When Vuna Agri-Shop began in 2019, we only had a few customers who were mostly small-scale vegetable growers dotted around KwaZulu-Natal (KZN). Vuna Agri-Shop used to sell vegetable seedlings (for better or worse we no longer sell seedlings!) and one of our first, regular customers was a gentleman by the name of Forget who is based in the Marianhill area of KZN. Forget produced vegetables on a small-scale (less than 1 hectare). Some of the challenges he had included: a lack of funding to expand, limited production knowledge related to vegetables, a market that bought irregularly and a small and cramped production area. When we discussed a biological approach to growing and its (particularly) long-term benefits, I could tell that Forget was interested in finding out more. 

From our first batch of biologically grown carrots, beetroot, cauliflower and lettuce, we discussed how increasing the microbial activity in the soil made sure that the growing vegetables could access much-needed nutrients. Importantly, Forget began to see results for himself - the most obvious results could be seen in lettuce that was firm, crispy and had a longer shelf-life than what could be found on the shelves of most retailers. During one of our many discussions on the business aspects of vegetable production, I mentioned an important phrase which has stuck with Forget ever since, 'If you can't sell it, don't produce it'.  

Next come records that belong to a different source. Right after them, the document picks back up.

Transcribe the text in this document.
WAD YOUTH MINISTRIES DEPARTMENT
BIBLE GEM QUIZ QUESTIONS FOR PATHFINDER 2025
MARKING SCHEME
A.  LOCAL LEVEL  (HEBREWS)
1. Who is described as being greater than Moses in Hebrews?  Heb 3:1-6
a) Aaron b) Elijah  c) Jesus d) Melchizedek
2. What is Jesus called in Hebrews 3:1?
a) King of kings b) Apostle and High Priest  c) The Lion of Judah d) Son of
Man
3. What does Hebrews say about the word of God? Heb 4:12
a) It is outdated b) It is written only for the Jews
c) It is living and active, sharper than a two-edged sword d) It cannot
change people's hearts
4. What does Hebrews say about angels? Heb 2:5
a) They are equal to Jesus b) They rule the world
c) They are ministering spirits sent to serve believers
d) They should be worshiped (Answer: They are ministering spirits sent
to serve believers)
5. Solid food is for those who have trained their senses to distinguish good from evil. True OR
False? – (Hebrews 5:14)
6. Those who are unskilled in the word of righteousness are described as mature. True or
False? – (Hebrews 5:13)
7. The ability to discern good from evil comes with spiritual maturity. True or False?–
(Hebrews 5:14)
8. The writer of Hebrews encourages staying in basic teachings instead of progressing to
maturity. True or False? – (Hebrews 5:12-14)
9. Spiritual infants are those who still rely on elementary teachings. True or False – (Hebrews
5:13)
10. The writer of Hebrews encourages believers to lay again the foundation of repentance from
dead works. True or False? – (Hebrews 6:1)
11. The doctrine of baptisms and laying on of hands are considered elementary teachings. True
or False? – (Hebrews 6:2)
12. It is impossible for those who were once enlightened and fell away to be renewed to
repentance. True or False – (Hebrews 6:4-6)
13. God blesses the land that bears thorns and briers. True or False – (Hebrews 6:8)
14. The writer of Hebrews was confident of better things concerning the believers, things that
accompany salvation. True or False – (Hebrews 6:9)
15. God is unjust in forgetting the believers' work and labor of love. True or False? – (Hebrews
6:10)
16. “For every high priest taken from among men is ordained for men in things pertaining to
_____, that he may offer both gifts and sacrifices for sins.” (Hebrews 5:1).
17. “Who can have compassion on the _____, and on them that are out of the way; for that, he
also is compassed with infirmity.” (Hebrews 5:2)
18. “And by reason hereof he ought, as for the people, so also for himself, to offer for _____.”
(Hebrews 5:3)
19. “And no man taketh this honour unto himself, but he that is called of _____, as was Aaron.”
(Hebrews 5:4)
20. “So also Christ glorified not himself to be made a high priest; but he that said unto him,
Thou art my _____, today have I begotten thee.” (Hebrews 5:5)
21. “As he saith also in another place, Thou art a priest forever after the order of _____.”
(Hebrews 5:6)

It's now roughly a year later and Forget is producing vegetables on just over 2 hectares of land, putting our discussion into action. Forget has recently been awarded a vegetable supply contract with a major retailer in the Pinetown area, not far from where he grows his crops in Marianhill. Importantly, he is using a biological approach to production and his customer's customer is noticing. Feedback he has received from the retailer is that his produce seems fresher, crispier and tastier than produce sourced from either the fresh produce market and/or other growers. 

Forget produces and supplies spinach, mustard, kale, cabbage and broccoli - so what biologicals does he use? One of the strengths of the programme Forget uses is that things are kept simple: 

  • At planting, vegetable seedlings are drenched with a starter 'bio-cocktail' consisting of Rhizovital; Eco-T and V12 Initiate;
  • Typically a 2:3:4 (30) fertiliser is used at planting to provide basal N, P and K;
  • GROBEST organic fertiliser is used weekly as a soil and plant booster. GROBEST is a fish hydrosylate fertiliser that provides nutrition to both plant and soil;
  • Agrisil K50 (potassium silicate) is applied weekly to improve the resistance of crops to pests and to improve plant tolerance to stress from excessively hot and cold periods; and
  • Neem oil is applied as a bio-insecticide when required. 

Recently we've been discussing improvements that could be made to his programme - for example using a different fertiliser type, better and more efficient farm and production planning and more accurate, simpler record-keeping. 

I have no doubt that Forget has a future firmly in South Africa's agricultural sector. From a small plot of less than a hectare to over 2 hectares under production and a supply contract, Forget is an example of how hard work translates directly into measurable and meaningful results. The biologicals he is using are working and working well and we are proud and grateful to have him as a loyal Vuna Agri-Shop customer.